"Integration" is one of the older terms in data warehousing. Of course, almost all of us have a vague idea that integration means making disparate databases function together in a useful way. But as a topic, integration has taken on the same fuzzy aura as "meta data." We all know we need it; we don't have a clear idea of how to break it down into manageable pieces; and above all, we feel guilty because it is always on our list of responsibilities. Does integration mean that all parties across large organizations agree on every data element or only on some data elements?
This article decomposes the integration problem into actionable pieces, each with specific tasks. We'll create a centralized administration for all tasks, and we'll "publish" our integrated results out to a wide range of "consumers." These procedures are almost completely independent of whether you run a highly centralized shop on one physical machine, or whether you have dozens of data centers and hundreds of database servers. In all cases, the integration challenge is the same; you just have to decide how integrated you want to be.

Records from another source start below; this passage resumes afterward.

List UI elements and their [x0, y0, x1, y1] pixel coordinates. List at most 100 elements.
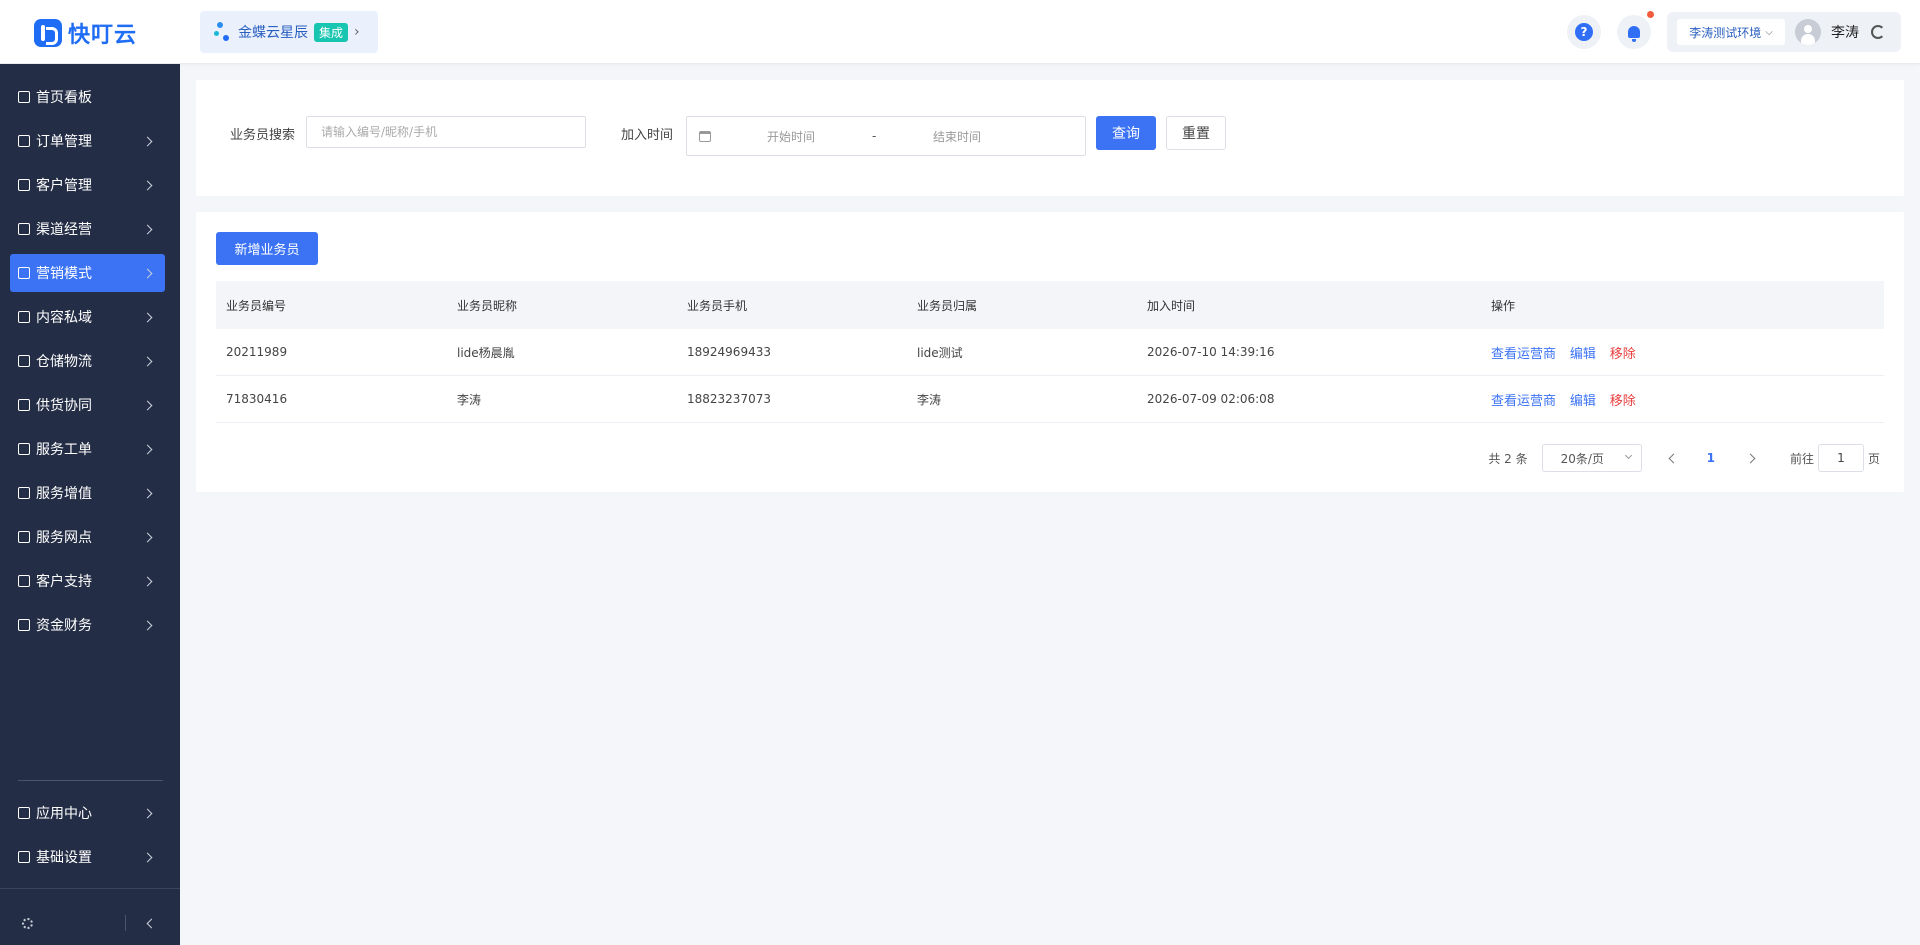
join-time: 2026-07-09 02:06:08	[1147, 392, 1275, 406]
salesman-list-panel: 新增业务员 业务员编号 业务员昵称 业务员手机 业务员归属 加入时间 操作 20…	[196, 212, 1904, 492]
user-name[interactable]: 李涛	[1831, 22, 1859, 42]
add-salesman-button[interactable]: 新增业务员	[216, 232, 318, 265]
pagination: 共 2 条 20条/页 1 前往 1 页	[1488, 444, 1880, 472]
sidebar-item-settings[interactable]: 基础设置	[10, 838, 165, 876]
salesman-search-label: 业务员搜索	[230, 128, 296, 143]
calendar-icon	[699, 130, 711, 142]
channel-icon	[18, 223, 30, 235]
column-header: 操作	[1491, 298, 1516, 313]
sidebar-item-outlets[interactable]: 服务网点	[10, 518, 165, 556]
sidebar-item-tickets[interactable]: 服务工单	[10, 430, 165, 468]
table-row: 71830416 李涛 18823237073 李涛 2026-07-09 02…	[216, 376, 1884, 423]
sidebar-item-value-added[interactable]: 服务增值	[10, 474, 165, 512]
edit-link[interactable]: 编辑	[1570, 394, 1596, 409]
table-header: 业务员编号 业务员昵称 业务员手机 业务员归属 加入时间 操作	[216, 281, 1884, 329]
date-range-picker[interactable]: 开始时间 - 结束时间	[686, 116, 1086, 156]
salesman-owner: lide测试	[917, 345, 963, 360]
sidebar-item-app-center[interactable]: 应用中心	[10, 794, 165, 832]
top-header: 快叮云 金蝶云星辰 集成 › ? 李涛测试环境 ⌵ 李涛	[0, 0, 1920, 64]
environment-select[interactable]: 李涛测试环境 ⌵	[1677, 19, 1785, 45]
page-size-label: 20条/页	[1560, 451, 1604, 466]
chevron-right-icon	[142, 356, 153, 366]
start-date-input[interactable]: 开始时间	[767, 128, 815, 145]
salesman-phone: 18924969433	[687, 345, 771, 359]
bag-icon	[18, 487, 30, 499]
chevron-right-icon	[142, 400, 153, 410]
help-button[interactable]: ?	[1567, 15, 1601, 49]
sidebar-item-dashboard[interactable]: 首页看板	[10, 78, 165, 116]
sidebar-item-label: 订单管理	[36, 134, 92, 150]
supply-icon	[18, 399, 30, 411]
app-logo[interactable]: 快叮云	[34, 17, 137, 49]
column-header: 业务员编号	[226, 298, 287, 313]
help-icon: ?	[1575, 23, 1593, 41]
sidebar-item-content[interactable]: 内容私域	[10, 298, 165, 336]
home-icon	[18, 91, 30, 103]
sidebar-item-marketing[interactable]: 营销模式	[10, 254, 165, 292]
chevron-right-icon	[142, 224, 153, 234]
sidebar-item-customers[interactable]: 客户管理	[10, 166, 165, 204]
join-time-label: 加入时间	[621, 128, 674, 143]
image-icon	[18, 311, 30, 323]
prev-page-icon[interactable]	[1668, 453, 1679, 463]
table-row: 20211989 lide杨晨胤 18924969433 lide测试 2026…	[216, 329, 1884, 376]
chevron-right-icon	[142, 808, 153, 818]
row-actions: 查看运营商 编辑 移除	[1481, 343, 1884, 362]
sidebar-item-label: 基础设置	[36, 850, 92, 866]
search-panel: 业务员搜索 加入时间 开始时间 - 结束时间 查询 重置	[196, 80, 1904, 196]
bell-icon	[1628, 26, 1640, 42]
logo-icon	[34, 19, 62, 47]
sidebar-item-supply[interactable]: 供货协同	[10, 386, 165, 424]
page-suffix: 页	[1867, 451, 1880, 466]
chevron-right-icon	[142, 532, 153, 542]
box-icon	[18, 355, 30, 367]
sidebar-item-label: 服务网点	[36, 530, 92, 546]
date-separator: -	[872, 129, 877, 143]
order-icon	[18, 135, 30, 147]
page-size-select[interactable]: 20条/页	[1541, 444, 1642, 472]
app-switcher[interactable]: 金蝶云星辰 集成 ›	[200, 11, 378, 53]
avatar[interactable]	[1795, 19, 1821, 45]
chevron-right-icon	[142, 620, 153, 630]
collapse-sidebar-icon[interactable]	[146, 918, 157, 929]
sidebar-item-support[interactable]: 客户支持	[10, 562, 165, 600]
app-name: 金蝶云星辰	[238, 25, 308, 41]
join-time: 2026-07-10 14:39:16	[1147, 345, 1275, 359]
refresh-icon[interactable]	[1871, 25, 1885, 39]
total-count: 共 2 条	[1488, 451, 1528, 466]
environment-label: 李涛测试环境	[1689, 25, 1762, 40]
chevron-down-icon	[1624, 451, 1632, 460]
view-operator-link[interactable]: 查看运营商	[1491, 347, 1556, 362]
sidebar-footer-divider	[0, 888, 180, 889]
next-page-icon[interactable]	[1745, 453, 1756, 463]
app-dots-icon	[214, 21, 232, 43]
logo-text: 快叮云	[68, 23, 138, 48]
query-button[interactable]: 查询	[1096, 116, 1156, 150]
sidebar-item-label: 首页看板	[36, 90, 92, 106]
salesman-search-input[interactable]	[306, 116, 586, 148]
gear-icon[interactable]	[22, 918, 33, 929]
remove-link[interactable]: 移除	[1610, 347, 1636, 362]
sidebar-item-label: 客户管理	[36, 178, 92, 194]
salesman-id: 20211989	[226, 345, 288, 359]
notification-button[interactable]	[1617, 15, 1651, 49]
view-operator-link[interactable]: 查看运营商	[1491, 394, 1556, 409]
chevron-right-icon	[142, 136, 153, 146]
remove-link[interactable]: 移除	[1610, 394, 1636, 409]
column-header: 加入时间	[1147, 298, 1196, 313]
sidebar-item-label: 供货协同	[36, 398, 92, 414]
reset-button[interactable]: 重置	[1166, 116, 1226, 150]
yen-icon	[18, 619, 30, 631]
sidebar-item-channels[interactable]: 渠道经营	[10, 210, 165, 248]
current-page[interactable]: 1	[1707, 451, 1715, 465]
salesman-id: 71830416	[226, 392, 288, 406]
sidebar-item-finance[interactable]: 资金财务	[10, 606, 165, 644]
goto-page-input[interactable]: 1	[1817, 444, 1864, 472]
sidebar-item-warehouse[interactable]: 仓储物流	[10, 342, 165, 380]
salesman-nickname: lide杨晨胤	[457, 345, 515, 360]
salesman-table: 业务员编号 业务员昵称 业务员手机 业务员归属 加入时间 操作 20211989…	[216, 281, 1884, 423]
sidebar-item-orders[interactable]: 订单管理	[10, 122, 165, 160]
edit-link[interactable]: 编辑	[1570, 347, 1596, 362]
end-date-input[interactable]: 结束时间	[933, 128, 981, 145]
ticket-icon	[18, 443, 30, 455]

Fundamentally, integration means reaching agreement on the meaning of data from the perspective of two or more databases. Using the specific notion of "agreement," as described in this article, the results of two databases can be combined into a single data warehouse analysis. Without such an accord, the databases will remain isolated stovepipes that can't be linked in an application.
It's very helpful to separate the integration challenge into two parts: reaching agreement on labels and reaching agreement on measures. This separation, of course, mirrors the dimensional view of the world. Labels are normally textual, or text-like, and are either targets of constraints or are used as "row-headers" in query results, where they force grouping and on-the-fly summarization. In a pure dimensional design, labels always appear in dimensions. Measures, on the other hand, are normally numeric, and, as their name implies, are the result of an active measurement of the world at a point in time. Measures always appear in fact tables in dimensional designs. The distinction between labels and measures is very important for our task of integration because the steps we must perform are quite different. Taken together, reaching agreement on labels and on measures defines integration.